Roy Masters is an acquired taste. He effectively controls the Talk Radio Network, which has lost most of its hosts.
He does a show in the middle of night called “advice line” hypnotizing callers over the phone, and giving away CDs to teach people to control their minds, especially soldiers suffering from PTSD.
He’s in his 80s and recently was in the hospital again. He showed up live tonight and announced that his show moved to 6-9 PM Pacific effective today.
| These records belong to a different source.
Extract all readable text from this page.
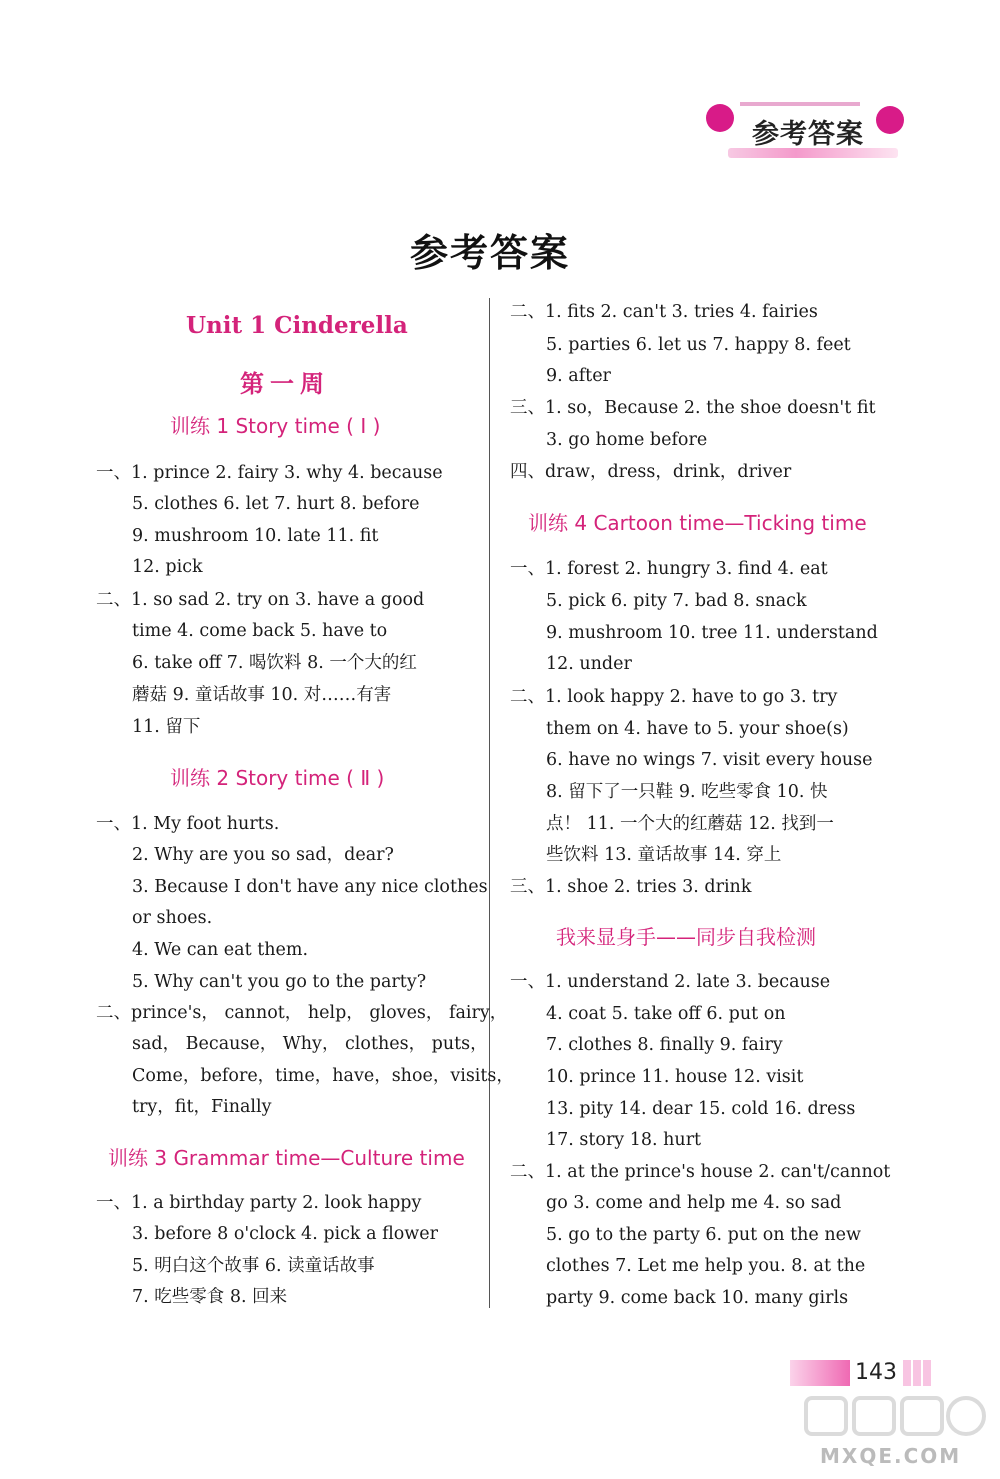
参考答案
参考答案
Unit 1 Cinderella
第一周
训练 1 Story time ( Ⅰ )
一、1. prince 2. fairy 3. why 4. because
5. clothes 6. let 7. hurt 8. before
9. mushroom 10. late 11. fit
12. pick
二、1. so sad 2. try on 3. have a good
time 4. come back 5. have to
6. take off 7. 喝饮料 8. 一个大的红
蘑菇 9. 童话故事 10. 对……有害
11. 留下
训练 2 Story time ( Ⅱ )
一、1. My foot hurts.
2. Why are you so sad，dear?
3. Because I don't have any nice clothes
or shoes.
4. We can eat them.
5. Why can't you go to the party?
二、prince's， cannot， help， gloves， fairy，
sad， Because， Why， clothes， puts，
Come，before，time，have，shoe，visits，
try，fit，Finally
训练 3 Grammar time—Culture time
一、1. a birthday party 2. look happy
3. before 8 o'clock 4. pick a flower
5. 明白这个故事 6. 读童话故事
7. 吃些零食 8. 回来
二、1. fits 2. can't 3. tries 4. fairies
5. parties 6. let us 7. happy 8. feet
9. after
三、1. so，Because 2. the shoe doesn't fit
3. go home before
四、draw，dress，drink，driver
训练 4 Cartoon time—Ticking time
一、1. forest 2. hungry 3. find 4. eat
5. pick 6. pity 7. bad 8. snack
9. mushroom 10. tree 11. understand
12. under
二、1. look happy 2. have to go 3. try
them on 4. have to 5. your shoe(s)
6. have no wings 7. visit every house
8. 留下了一只鞋 9. 吃些零食 10. 快
点！ 11. 一个大的红蘑菇 12. 找到一
些饮料 13. 童话故事 14. 穿上
三、1. shoe 2. tries 3. drink
我来显身手——同步自我检测
一、1. understand 2. late 3. because
4. coat 5. take off 6. put on
7. clothes 8. finally 9. fairy
10. prince 11. house 12. visit
13. pity 14. dear 15. cold 16. dress
17. story 18. hurt
二、1. at the prince's house 2. can't/cannot
go 3. come and help me 4. so sad
5. go to the party 6. put on the new
clothes 7. Let me help you. 8. at the
party 9. come back 10. many girls
143
MXQE.COM
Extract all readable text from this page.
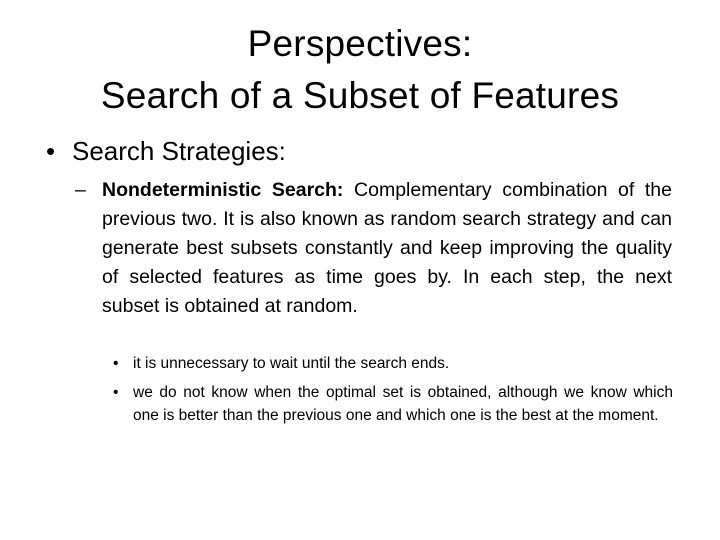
Perspectives:
Search of a Subset of Features
• Search Strategies:
– Nondeterministic Search: Complementary combination of the previous two. It is also known as random search strategy and can generate best subsets constantly and keep improving the quality of selected features as time goes by. In each step, the next subset is obtained at random.
• it is unnecessary to wait until the search ends.
• we do not know when the optimal set is obtained, although we know which one is better than the previous one and which one is the best at the moment.
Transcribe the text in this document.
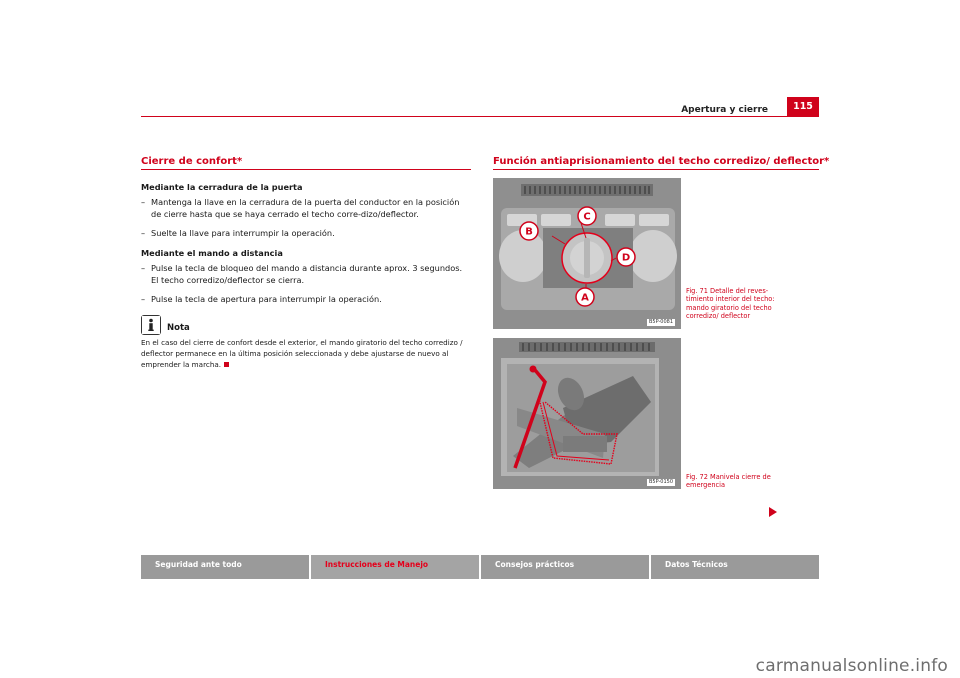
Apertura y cierre	115
Cierre de confort*
Mediante la cerradura de la puerta
– Mantenga la llave en la cerradura de la puerta del conductor en la posición de cierre hasta que se haya cerrado el techo corre-dizo/deflector.
– Suelte la llave para interrumpir la operación.
Mediante el mando a distancia
– Pulse la tecla de bloqueo del mando a distancia durante aprox. 3 segundos. El techo corredizo/deflector se cierra.
– Pulse la tecla de apertura para interrumpir la operación.
Nota
En el caso del cierre de confort desde el exterior, el mando giratorio del techo corredizo / deflector permanece en la última posición seleccionada y debe ajustarse de nuevo al emprender la marcha.
Función antiaprisionamiento del techo corredizo/ deflector*
A
B
C
D
B5P-0081
Fig. 71 Detalle del reves-timiento interior del techo: mando giratorio del techo corredizo/ deflector
B5P-0150
Fig. 72 Manivela cierre de emergencia
Seguridad ante todo	Instrucciones de Manejo	Consejos prácticos	Datos Técnicos
carmanualsonline.info
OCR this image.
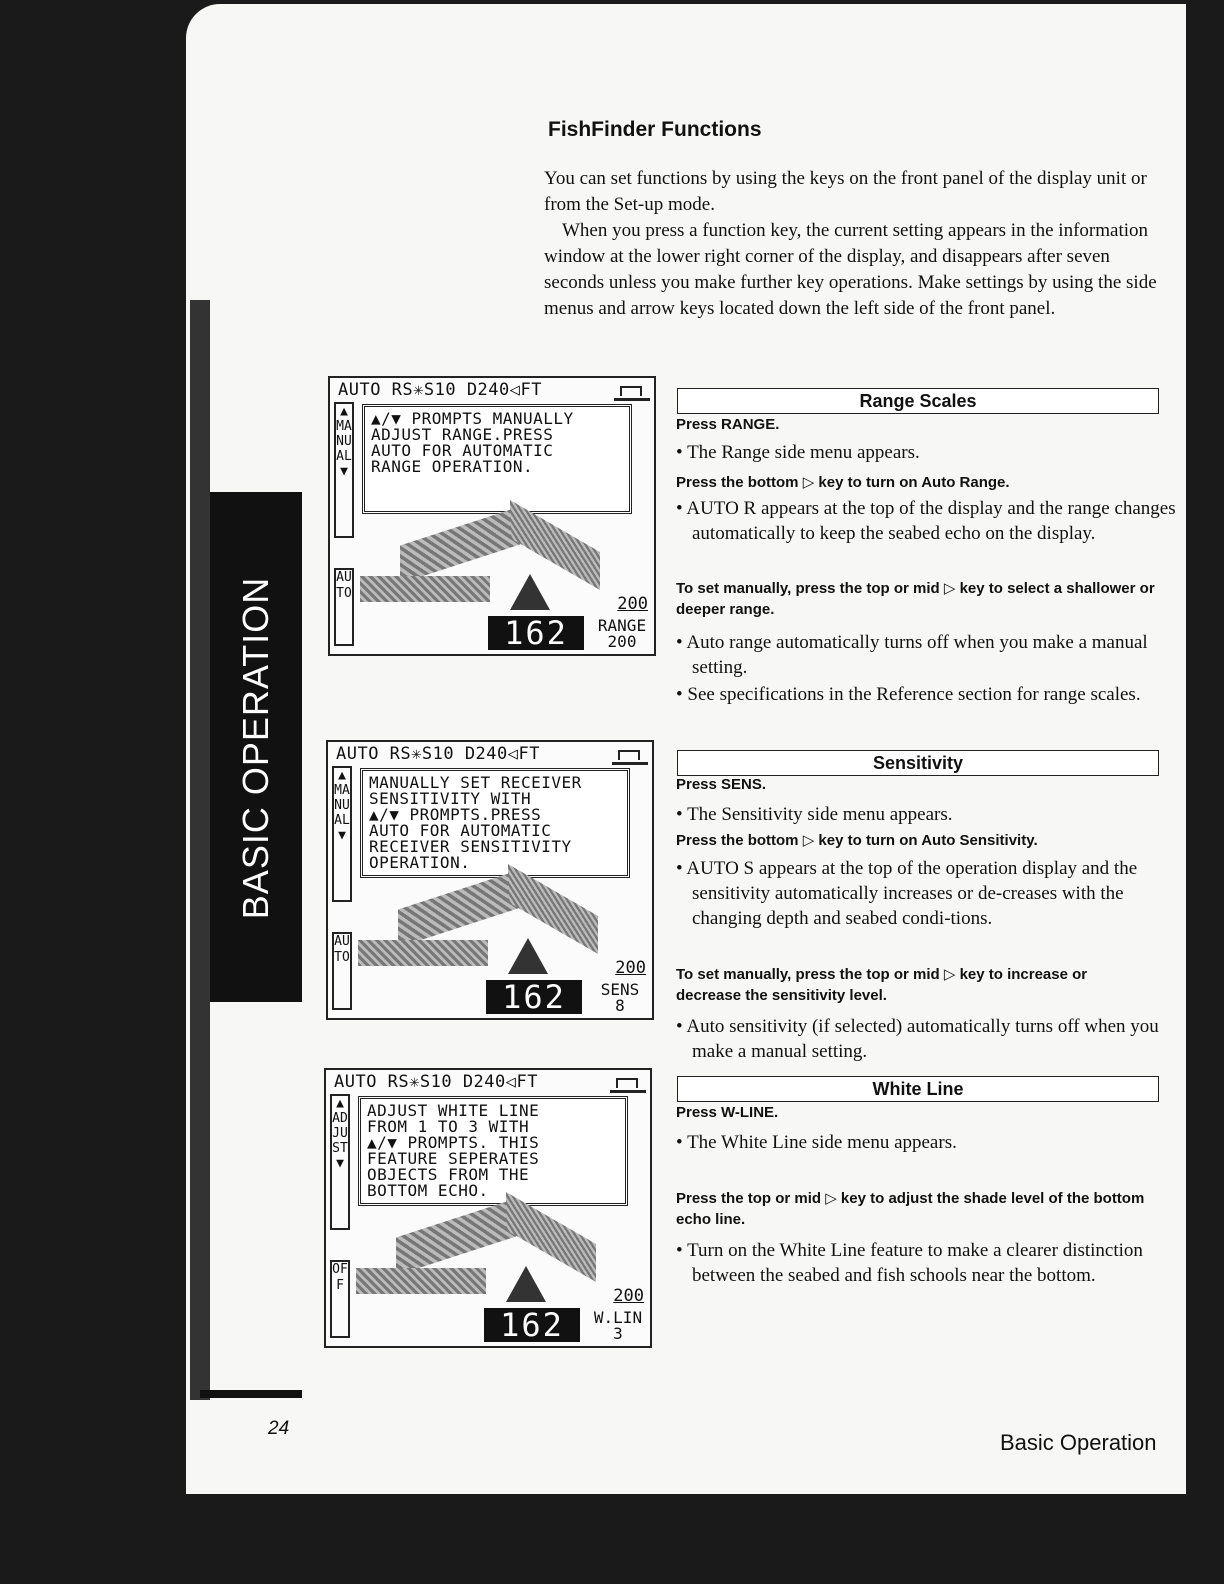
BASIC OPERATION
FishFinder Functions

You can set functions by using the keys on the front panel of the display unit or from the Set-up mode.

When you press a function key, the current setting appears in the information window at the lower right corner of the display, and disappears after seven seconds unless you make further key operations. Make settings by using the side menus and arrow keys located down the left side of the front panel.

AUTO RS✳S10 D240◁FT
▲
MANUAL
▼
AUTO
▲/▼ PROMPTS MANUALLY
ADJUST RANGE.PRESS
AUTO FOR AUTOMATIC
RANGE OPERATION.
200
162	RANGE
200
AUTO RS✳S10 D240◁FT
▲
MANUAL
▼
AUTO
MANUALLY SET RECEIVER
SENSITIVITY WITH
▲/▼ PROMPTS.PRESS
AUTO FOR AUTOMATIC
RECEIVER SENSITIVITY
OPERATION.
200
162	SENS
8
AUTO RS✳S10 D240◁FT
▲
ADJUST
▼
OFF
ADJUST WHITE LINE
FROM 1 TO 3 WITH
▲/▼ PROMPTS. THIS
FEATURE SEPERATES
OBJECTS FROM THE
BOTTOM ECHO.
200
162	W.LIN
3
Range Scales
Press RANGE.
• The Range side menu appears.
Press the bottom ▷ key to turn on Auto Range.
• AUTO R appears at the top of the display and the range changes automatically to keep the seabed echo on the display.
To set manually, press the top or mid ▷ key to select a shallower or deeper range.
• Auto range automatically turns off when you make a manual setting.
• See specifications in the Reference section for range scales.
Sensitivity
Press SENS.
• The Sensitivity side menu appears.
Press the bottom ▷ key to turn on Auto Sensitivity.
• AUTO S appears at the top of the operation display and the sensitivity automatically increases or de-creases with the changing depth and seabed condi-tions.
To set manually, press the top or mid ▷ key to increase or decrease the sensitivity level.
• Auto sensitivity (if selected) automatically turns off when you make a manual setting.
White Line
Press W-LINE.
• The White Line side menu appears.
Press the top or mid ▷ key to adjust the shade level of the bottom echo line.
• Turn on the White Line feature to make a clearer distinction between the seabed and fish schools near the bottom.
24
Basic Operation
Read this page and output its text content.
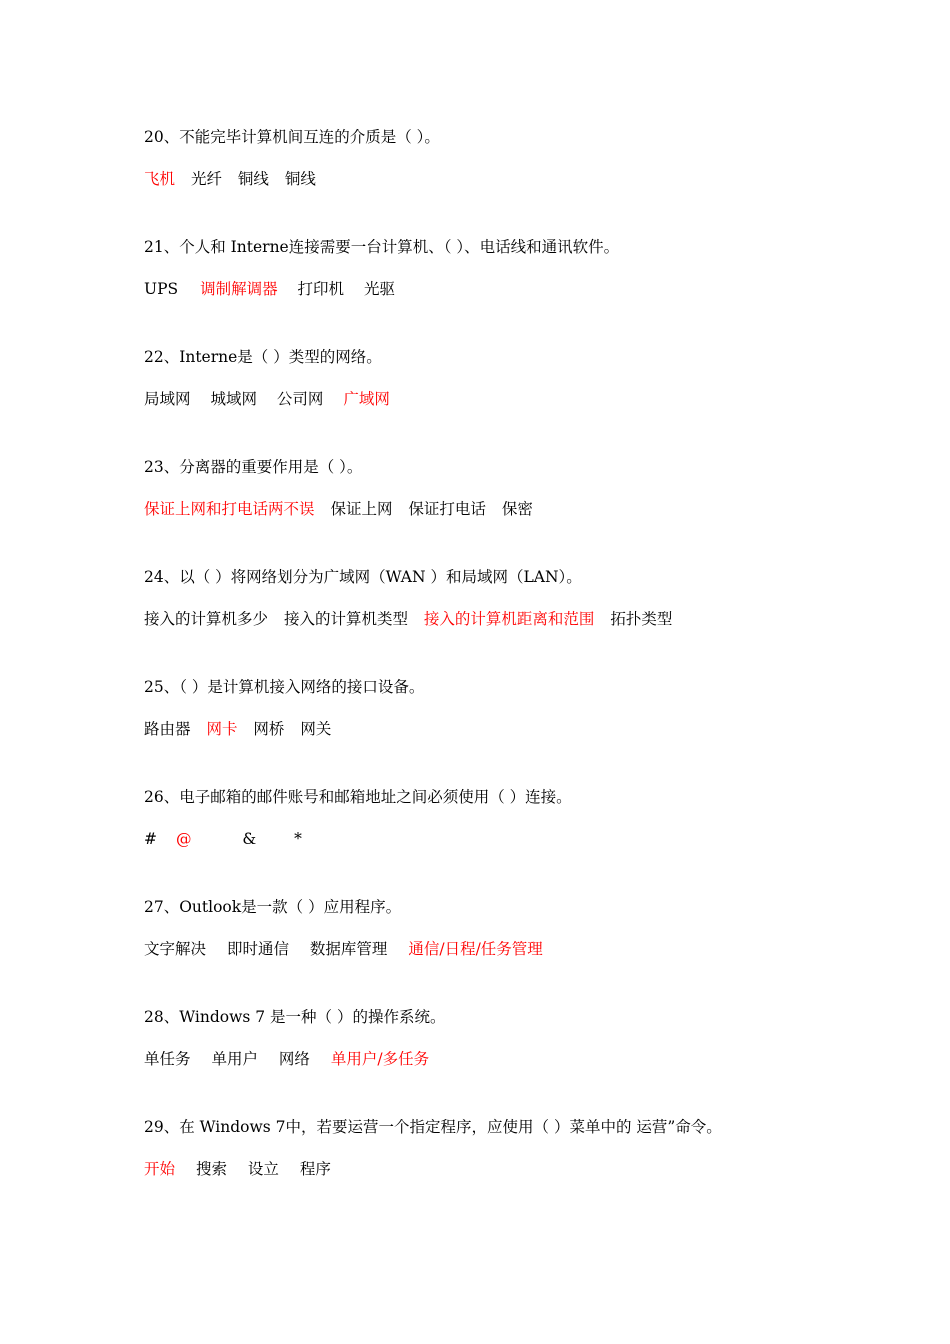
20、不能完毕计算机间互连的介质是（ ）。
飞机 光纤 铜线 铜线
21、个人和 Interne连接需要一台计算机、（ ）、电话线和通讯软件。
UPS 调制解调器 打印机 光驱
22、Interne是（ ）类型的网络。
局域网 城域网 公司网 广域网
23、分离器的重要作用是（ ）。
保证上网和打电话两不误 保证上网 保证打电话 保密
24、以（ ）将网络划分为广域网（WAN ）和局域网（LAN）。
接入的计算机多少 接入的计算机类型 接入的计算机距离和范围 拓扑类型
25、（ ）是计算机接入网络的接口设备。
路由器 网卡 网桥 网关
26、电子邮箱的邮件账号和邮箱地址之间必须使用（ ）连接。
# @	& *
27、Outlook是一款（ ）应用程序。
文字解决 即时通信 数据库管理 通信/日程/任务管理
28、Windows 7 是一种（ ）的操作系统。
单任务 单用户 网络 单用户/多任务
29、在 Windows 7中，若要运营一个指定程序，应使用（ ）菜单中的 运营”命令。
开始 搜索 设立 程序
That was the original time when Rusty Humphries was on TRN.
So if you don’t stay up until 3 AM, maybe you will now start hearing Roy teaching you about controlling your mind.
P.S. – President Obama is a pathological liar and is working to destroy the United States
A very detailed and well researched article about Roy Masters
http://www.thedailybeast.com/articles/2014/11/23/the-godfather-of-right-wing-radio.html
Possibly related, Rusty Humphries is retooling his Washington Times podcast to be a one hour show a week
http://www.washingtontimes.com/news/2015/feb/10/rusty-humphries-rebellion-radio/
As a longtime Roy Masters listener from his Los Angeles days, I can attest to his influence both personally, and conservative radio in general. Through the 70’s, his shows on the superb L.A. station KIEV were received well as a kind of “new thought” approach to radio, and maybe was even an innovation. Roy had a way a “bending” an idea to put a wholly unique insight to a particular principle. And although I generally agreed with him politically, his attitudes towards women, and particular religious claims forced me to keep him at arm’s length. What I did embrace was his idea that the metropolis of L.A. would someday be unlivable, and that the Rogue Valley of Southern Oregon was a far better place to raise a family. I ended up in Grants Pass in 1993, and found it to be near-heaven in many respects. As a radio junkie from L.A., my discovery of Masters’ KOPE was no less than thrilling…it’s programming contained a full array of very conservative shows, including Chuck Harder’s “For The People” broadcast, which to this day I submit surpassed any other radio show in its variety and interest. I was in radio heaven.
Never a Roybot, never attending any of Roy’s church meetings, I nevertheless appreciated Roy for the good he and his family did for the Grants Pass area, and at the same time rejecting what came to be his downfall, and the downfall of TRN: sheer, unbridled arrogance. In the KOPE days up until ’98, the station held the local valley captive with unsurpassed programming. When the Masters’ shut the station down and ceased broadcasts, the listenership was utterly crushed. The local listenership of Southern Oregon made and supported the network, and helped TRN begin its reign in the national market. It was betrayal of the highest order, and locals began to get a closer look into the questionable ethics of the operation. Again, “crushing” is an effective descriptor.
I read some years ago that Mark Masters called up KKOH in Reno and told the station manager that if they did not return Savage to drivetime hours that there would be repercussions. KKOH gave him the finger, and eventually dropped Savage’s show. It was a personality defect spawned by Roy that infected his sons, that triumphalistic arrogance. On the one hand, Roy’s pervasive presumption benefitted all his endeavors via good ol’ self-promotion, but in the end it bought everything down. I can remember the day hearing that TRN was departing from a strictly conservative venue with his “America’s Morning News” show. I shook my head like many other local listeners…”Mark has blown it again.” Yes, TRN should have stayed with what it did best, conservative, right-wing, wingnut radio.
I took Roy Masters as a huge influence personally. I received the good ideas he dispensed, and culled out the ridiculous. The general good the Masters family has done for Southern Oregon is unquestioned. With wincing regret, those whom Roy and the family hurt have justifiable complaints. To use a “right-wing” idea borrowed from the Bible…”pride comes before the fall…” describes the end result of what an apparently minor character flaw can do to others, and the devastation they can cause. In its day, KOPE and TRN were second to none.
Are you sure of that Chuck Harder connection – other than maybe KOPE was an affiliate? Harder ran his own syndication at least when I listened to him in the early 1990s.
The connection I do know about is Art Bell – Masters had put him into syndication – during the period when Clear Channel was buying everything in sight – they bought TRN from Masters, took Art Bell and ultimately sold TRN back to Masters.
As to your opinions about Masters and TRN – I should probably point out they are yours and do not necessarily represent my opinions.
A slight digression – Phil Hendrie was syndicated by TRN after he came back to Radio. Phil had appeared on progressive talk radio locally. It’s clear from his cast of imaginary characters making fun of businessmen, religious people and the military – he is no Conservative, he just plays one in the radio when TRN told him that was the job description. He is not the only one.